Berlino ha già indicato che intende interrompere la fornitura russa di petrolio entro fine anno; a Bruxelles stanno cercando modi per velocizzare e abbattere i costi della manovra. Una fonte della Commissione ha rivelato a Reuters che la squadra guidata da Ursula von der Leyen sta dialogando con le nazioni produttrici di petrolio per facilitare l’organizzazione di accordi di fornitura, veloci e a prezzo contenuto, a livello nazionale. Contemporaneamente sta preparando una valutazione d’impatto sull’embargo al petrolio russo, da fornire ai Paesi membri forse già la settimana prossima.

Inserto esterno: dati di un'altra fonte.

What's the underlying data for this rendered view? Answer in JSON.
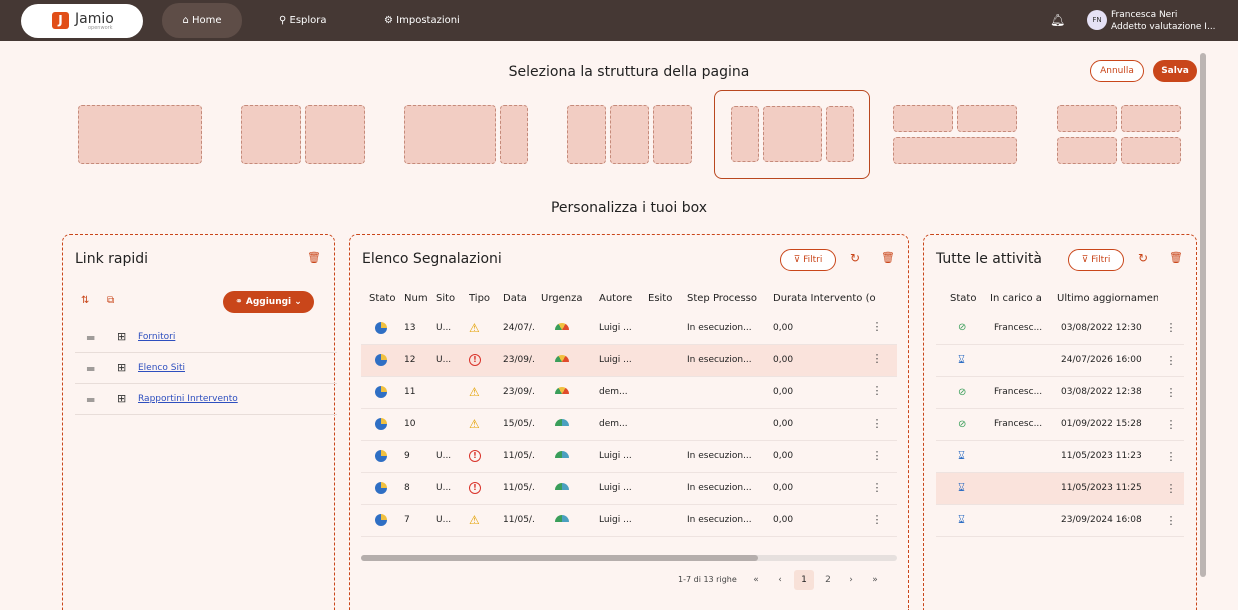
{
  "app": {
    "logo_mark": "J",
    "logo_text": "Jamio",
    "logo_sub": "openwork"
  },
  "nav": [
    {
      "label": "Home",
      "icon": "⌂"
    },
    {
      "label": "Esplora",
      "icon": "⚲"
    },
    {
      "label": "Impostazioni",
      "icon": "⚙"
    }
  ],
  "user": {
    "initials": "FN",
    "name": "Francesca Neri",
    "role": "Addetto valutazione I..."
  },
  "layout_picker": {
    "title": "Seleziona la struttura della pagina",
    "cancel": "Annulla",
    "save": "Salva"
  },
  "customize_title": "Personalizza i tuoi box",
  "quick_links": {
    "title": "Link rapidi",
    "add_label": "Aggiungi",
    "items": [
      "Fornitori",
      "Elenco Siti",
      "Rapportini Inrtervento"
    ]
  },
  "reports": {
    "title": "Elenco Segnalazioni",
    "filter": "Filtri",
    "columns": [
      "Stato",
      "Num",
      "Sito",
      "Tipo",
      "Data",
      "Urgenza",
      "Autore",
      "Esito",
      "Step Processo",
      "Durata Intervento (o"
    ],
    "rows": [
      {
        "num": "13",
        "sito": "U...",
        "tipo": "warn",
        "data": "24/07/.",
        "urg": "mid",
        "autore": "Luigi ...",
        "step": "In esecuzion...",
        "durata": "0,00"
      },
      {
        "num": "12",
        "sito": "U...",
        "tipo": "err",
        "data": "23/09/.",
        "urg": "mid",
        "autore": "Luigi ...",
        "step": "In esecuzion...",
        "durata": "0,00"
      },
      {
        "num": "11",
        "sito": "",
        "tipo": "warn",
        "data": "23/09/.",
        "urg": "mid",
        "autore": "dem...",
        "step": "",
        "durata": "0,00"
      },
      {
        "num": "10",
        "sito": "",
        "tipo": "warn",
        "data": "15/05/.",
        "urg": "low",
        "autore": "dem...",
        "step": "",
        "durata": "0,00"
      },
      {
        "num": "9",
        "sito": "U...",
        "tipo": "err",
        "data": "11/05/.",
        "urg": "low",
        "autore": "Luigi ...",
        "step": "In esecuzion...",
        "durata": "0,00"
      },
      {
        "num": "8",
        "sito": "U...",
        "tipo": "err",
        "data": "11/05/.",
        "urg": "low",
        "autore": "Luigi ...",
        "step": "In esecuzion...",
        "durata": "0,00"
      },
      {
        "num": "7",
        "sito": "U...",
        "tipo": "warn",
        "data": "11/05/.",
        "urg": "low",
        "autore": "Luigi ...",
        "step": "In esecuzion...",
        "durata": "0,00"
      }
    ],
    "pager": {
      "range": "1-7 di 13 righe",
      "pages": [
        "1",
        "2"
      ],
      "current": "1"
    }
  },
  "activities": {
    "title": "Tutte le attività",
    "filter": "Filtri",
    "columns": [
      "Stato",
      "In carico a",
      "Ultimo aggiornamento"
    ],
    "rows": [
      {
        "stato": "done",
        "carico": "Francesc...",
        "agg": "03/08/2022 12:30"
      },
      {
        "stato": "wait",
        "carico": "",
        "agg": "24/07/2026 16:00"
      },
      {
        "stato": "done",
        "carico": "Francesc...",
        "agg": "03/08/2022 12:38"
      },
      {
        "stato": "done",
        "carico": "Francesc...",
        "agg": "01/09/2022 15:28"
      },
      {
        "stato": "wait",
        "carico": "",
        "agg": "11/05/2023 11:23"
      },
      {
        "stato": "wait",
        "carico": "",
        "agg": "11/05/2023 11:25"
      },
      {
        "stato": "wait",
        "carico": "",
        "agg": "23/09/2024 16:08"
      }
    ]
  }
}
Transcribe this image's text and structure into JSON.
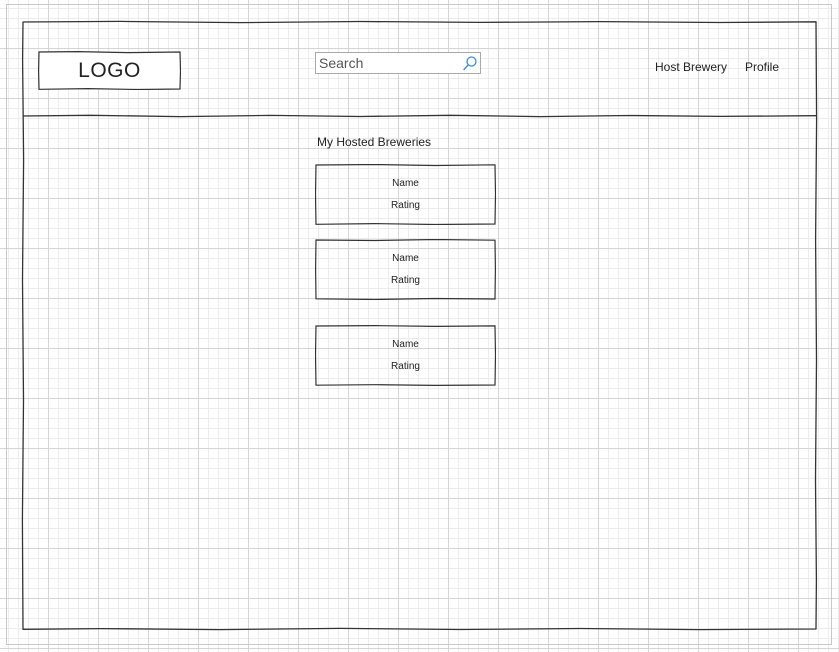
{
  "header": {
    "logo": "LOGO",
    "search": {
      "placeholder": "Search",
      "value": ""
    },
    "nav": {
      "host_brewery": "Host Brewery",
      "profile": "Profile"
    }
  },
  "main": {
    "section_title": "My Hosted Breweries",
    "breweries": [
      {
        "name": "Name",
        "rating": "Rating"
      },
      {
        "name": "Name",
        "rating": "Rating"
      },
      {
        "name": "Name",
        "rating": "Rating"
      }
    ]
  },
  "colors": {
    "sketch_line": "#333333",
    "search_icon": "#3b8ed6",
    "grid": "#d5d5d5"
  },
  "icons": {
    "search": "search-icon"
  }
}
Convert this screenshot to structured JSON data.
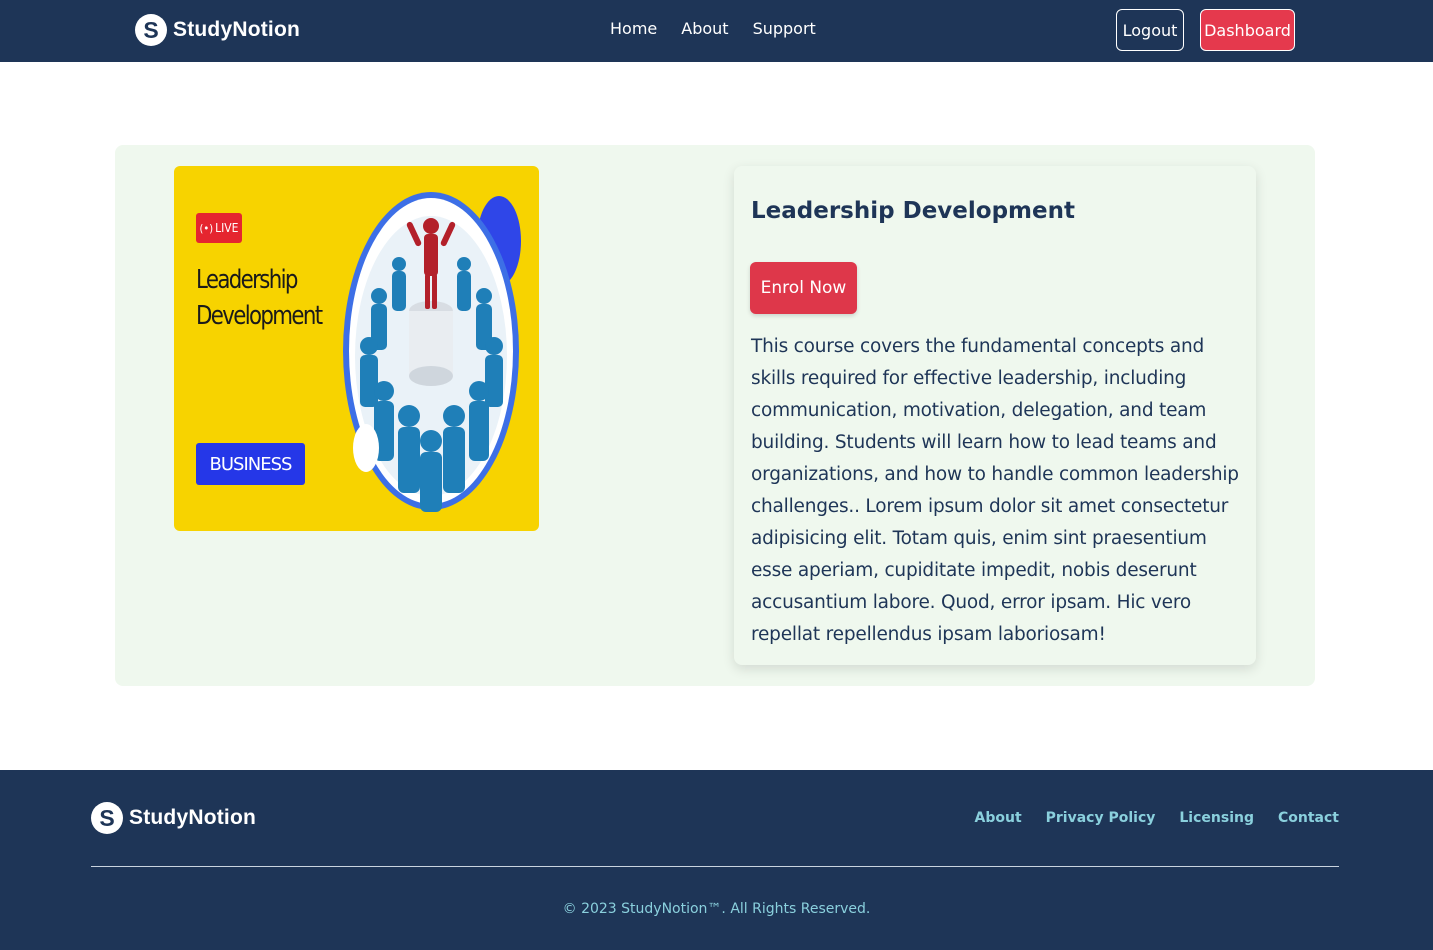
{
  "nav": {
    "brand": "StudyNotion",
    "logo_letter": "S",
    "links": [
      "Home",
      "About",
      "Support"
    ],
    "logout_label": "Logout",
    "dashboard_label": "Dashboard"
  },
  "course": {
    "thumbnail": {
      "live_label": "LIVE",
      "title_line1": "Leadership",
      "title_line2": "Development",
      "category_label": "BUSINESS"
    },
    "title": "Leadership Development",
    "enrol_label": "Enrol Now",
    "description": "This course covers the fundamental concepts and skills required for effective leadership, including communication, motivation, delegation, and team building. Students will learn how to lead teams and organizations, and how to handle common leadership challenges.. Lorem ipsum dolor sit amet consectetur adipisicing elit. Totam quis, enim sint praesentium esse aperiam, cupiditate impedit, nobis deserunt accusantium labore. Quod, error ipsam. Hic vero repellat repellendus ipsam laboriosam!"
  },
  "footer": {
    "brand": "StudyNotion",
    "logo_letter": "S",
    "links": [
      "About",
      "Privacy Policy",
      "Licensing",
      "Contact"
    ],
    "copyright": "© 2023 StudyNotion™. All Rights Reserved."
  },
  "colors": {
    "navy": "#1e3557",
    "accent_red": "#e5394d",
    "panel_bg": "#eff8ee",
    "thumbnail_yellow": "#f7d300",
    "footer_link": "#8ad0dd"
  },
  "icons": [
    "studynotion-logo-icon",
    "live-broadcast-icon",
    "leader-crowd-illustration"
  ]
}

L’opposizione più importante al blocco totale arriva dalla Germania, che nel 2021 ha importato un terzo del proprio greggio dalla Russia. Ma secondo le indiscrezioni ottenute da Reuters, far cadere il veto di Berlino porterebbe anche gli altri Stati contrari a cambiare idea. Così si considera un compromesso: prolungare il periodo di eliminazione graduale dell’importazione di petrolio russo, come avvenne per il carbone (fu la Germania a estendere la finestra di tolleranza da tre a quattro mesi). Von der Leyen ha parlato a Bild am Sonntag di “meccanismi intelligenti” per arrivare all’inclusione del petrolio nel pacchetto di sanzioni. Si parla anche di differenziare i diversi tipi di prodotti petroliferi.

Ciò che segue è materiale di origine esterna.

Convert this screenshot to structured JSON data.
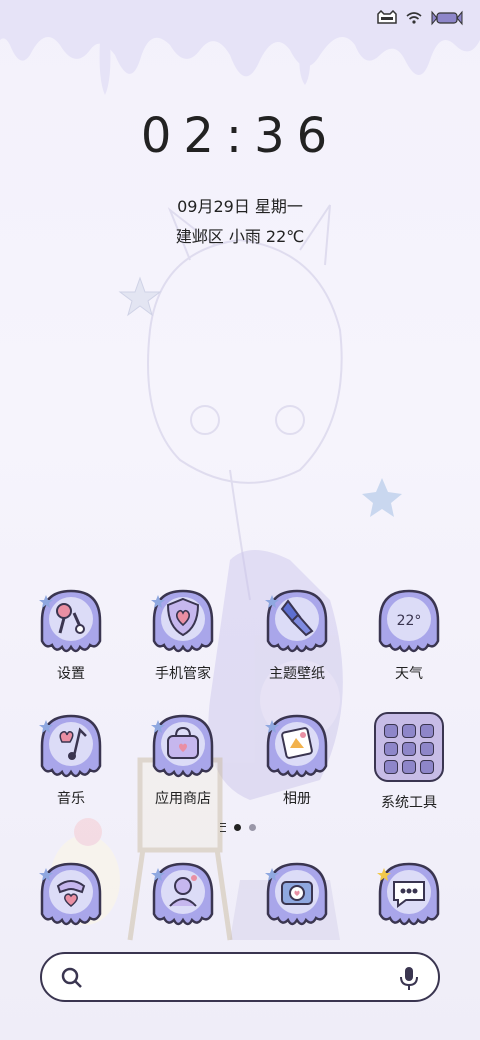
{
  "status_bar": {
    "icons": [
      "cat-face-icon",
      "wifi-icon",
      "battery-candy-icon"
    ]
  },
  "lockscreen": {
    "time": "02:36",
    "date": "09月29日 星期一",
    "weather": "建邺区 小雨 22℃"
  },
  "apps": {
    "row1": [
      {
        "label": "设置",
        "icon": "settings-icon"
      },
      {
        "label": "手机管家",
        "icon": "phone-manager-icon"
      },
      {
        "label": "主题壁纸",
        "icon": "theme-wallpaper-icon"
      },
      {
        "label": "天气",
        "icon": "weather-icon",
        "icon_text": "22°"
      }
    ],
    "row2": [
      {
        "label": "音乐",
        "icon": "music-icon"
      },
      {
        "label": "应用商店",
        "icon": "app-store-icon"
      },
      {
        "label": "相册",
        "icon": "gallery-icon"
      },
      {
        "label": "系统工具",
        "icon": "system-tools-folder-icon"
      }
    ],
    "dock": [
      {
        "icon": "phone-icon"
      },
      {
        "icon": "contacts-icon"
      },
      {
        "icon": "camera-icon"
      },
      {
        "icon": "messages-icon"
      }
    ]
  },
  "pager": {
    "pages": 2,
    "current": 1
  },
  "search": {
    "search_icon": "search-icon",
    "mic_icon": "microphone-icon"
  },
  "colors": {
    "accent": "#8e86c9",
    "icon_fill": "#a9a6ea",
    "outline": "#3a3550",
    "background": "#f3f1fb"
  }
}
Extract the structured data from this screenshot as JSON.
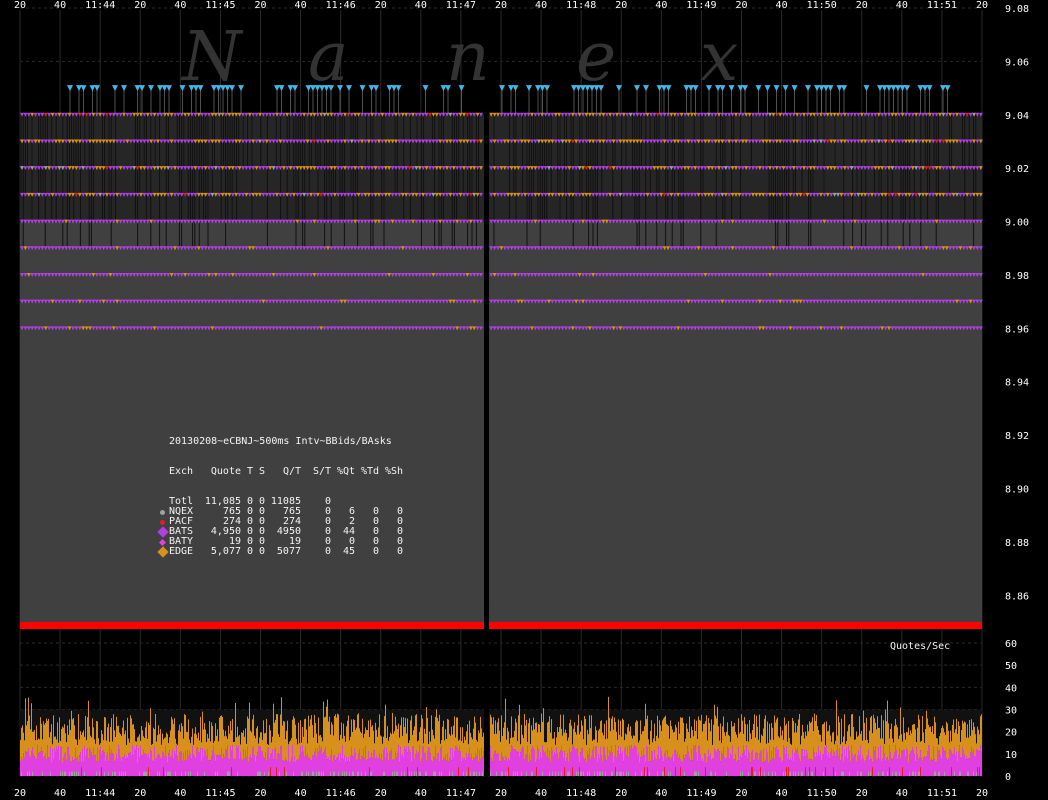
{
  "watermark": [
    "N",
    "a",
    "n",
    "e",
    "x"
  ],
  "colors": {
    "background": "#000000",
    "plot_area": "#404040",
    "nqex": "#a0a0a0",
    "pacf": "#e02020",
    "bats": "#b040e0",
    "baty": "#e040e0",
    "edge": "#d8901c",
    "bid_marker": "#40b8e8",
    "volume_bar": "#ff0000",
    "grid": "#2a2a2a"
  },
  "chart_data": [
    {
      "type": "scatter",
      "name_hint": "price",
      "x_tick_labels": [
        "20",
        "40",
        "11:44",
        "20",
        "40",
        "11:45",
        "20",
        "40",
        "11:46",
        "20",
        "40",
        "11:47",
        "20",
        "40",
        "11:48",
        "20",
        "40",
        "11:49",
        "20",
        "40",
        "11:50",
        "20",
        "40",
        "11:51",
        "20"
      ],
      "y_tick_labels": [
        "9.08",
        "9.06",
        "9.04",
        "9.02",
        "9.00",
        "8.98",
        "8.96",
        "8.94",
        "8.92",
        "8.90",
        "8.88",
        "8.86"
      ],
      "ylim": [
        8.85,
        9.08
      ],
      "quote_levels": [
        9.04,
        9.03,
        9.02,
        9.01,
        9.0,
        8.99,
        8.98,
        8.97,
        8.96
      ],
      "top_marker_level": 9.05,
      "gap_x_label": "11:47"
    },
    {
      "type": "bar",
      "name_hint": "quotes",
      "ylabel": "Quotes/Sec",
      "y_tick_labels": [
        "60",
        "50",
        "40",
        "30",
        "20",
        "10",
        "0"
      ],
      "ylim": [
        0,
        60
      ],
      "x_tick_labels": [
        "20",
        "40",
        "11:44",
        "20",
        "40",
        "11:45",
        "20",
        "40",
        "11:46",
        "20",
        "40",
        "11:47",
        "20",
        "40",
        "11:48",
        "20",
        "40",
        "11:49",
        "20",
        "40",
        "11:50",
        "20",
        "40",
        "11:51",
        "20"
      ]
    }
  ],
  "stats": {
    "title": "20130208~eCBNJ~500ms Intv~BBids/BAsks",
    "header": [
      "Exch",
      "Quote",
      "T",
      "S",
      "Q/T",
      "S/T",
      "%Qt",
      "%Td",
      "%Sh"
    ],
    "rows": [
      {
        "exch": "Totl",
        "quote": "11,085",
        "t": "0",
        "s": "0",
        "qt": "11085",
        "st": "0",
        "pqt": "",
        "ptd": "",
        "psh": "",
        "marker": "none",
        "color": ""
      },
      {
        "exch": "NQEX",
        "quote": "765",
        "t": "0",
        "s": "0",
        "qt": "765",
        "st": "0",
        "pqt": "6",
        "ptd": "0",
        "psh": "0",
        "marker": "dot",
        "color": "#a0a0a0"
      },
      {
        "exch": "PACF",
        "quote": "274",
        "t": "0",
        "s": "0",
        "qt": "274",
        "st": "0",
        "pqt": "2",
        "ptd": "0",
        "psh": "0",
        "marker": "dot",
        "color": "#e02020"
      },
      {
        "exch": "BATS",
        "quote": "4,950",
        "t": "0",
        "s": "0",
        "qt": "4950",
        "st": "0",
        "pqt": "44",
        "ptd": "0",
        "psh": "0",
        "marker": "diamond",
        "color": "#b040e0"
      },
      {
        "exch": "BATY",
        "quote": "19",
        "t": "0",
        "s": "0",
        "qt": "19",
        "st": "0",
        "pqt": "0",
        "ptd": "0",
        "psh": "0",
        "marker": "diamond-small",
        "color": "#e040e0"
      },
      {
        "exch": "EDGE",
        "quote": "5,077",
        "t": "0",
        "s": "0",
        "qt": "5077",
        "st": "0",
        "pqt": "45",
        "ptd": "0",
        "psh": "0",
        "marker": "diamond",
        "color": "#d8901c"
      }
    ]
  }
}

È difficile sottostimare l’entità del danno che un embargo sul petrolio causerebbe al Cremlino, trattandosi della sua maggiore fonte di introiti assieme al gas, e considerando che l’Ue assorbe metà delle esportazioni russe. Anzi, diverse compagnie occidentali e non hanno già smesso unilateralmente di commerciare con la Russia. La sola prospettiva di un blocco europeo ha spinto gli operatori alla cautela, tanto che oggi il petrolio russo ha molto meno mercato – e Mosca deve offrirlo a prezzi stracciati a chi è disposto a comprarlo. Per questo motivo, secondo la Commissione, il Cremlino “sta già perdendo soldi”.
L’impatto delle sanzioni “spontanee” è già misurabile senza passare dai dati ufficiali russi, soggetti alla deformazione del Cremlino, che sta facendo di tutto per nascondere i danni subiti dall’economia russa. Ma Vladimir Putin non può occultare il comportamento delle sue compagnie petrolifere dagli occhi dei satelliti, in grado di rivelare che (a quasi due mesi dall’inizio dell’invasione) Mosca “sta soccombendo” sotto i colpi delle sanzioni governative e le auto-limitazioni delle compagnie occidentali.
Sfruttando le foto della Nasa, gli analisti di OilX hanno misurato la luminosità delle vampe prodotte nei campi petroliferi della Siberia. Questi dati, uniti a delle informazioni aneddotiche degli operatori di mercato e delle indiscrezioni filtrate da ufficiali russi, hanno portato Bloomberg a stimare che la produzione media di petrolio russo sia crollata a poco più di 10 milioni di barili al giorno rispetto agli 11 di marzo. E gli analisti si aspettano che il declino continui.
Le sanzioni in arrivo non toccheranno solo il petrolio. Secondo le indiscrezioni, si prevede anche un blocco al combustibile nucleare russo, da cui dipendono diversi Paesi nell’Est Europa, su proposta tedesca. In fase di considerazione anche l’esclusione di altre due banche, Sberbank e Gazpromneft, dal sistema di pagamenti internazionali Swift (mossa che lascerebbe solo Gazprombank “allacciata” al sistema), la sospensione dei visti russi e la chiusura di altre emittenti russe, tra cui RTR-Planeta e R24. Intanto si avvicina la data del 4 maggio, che probabilmente segnerà il default di fatto della Russia.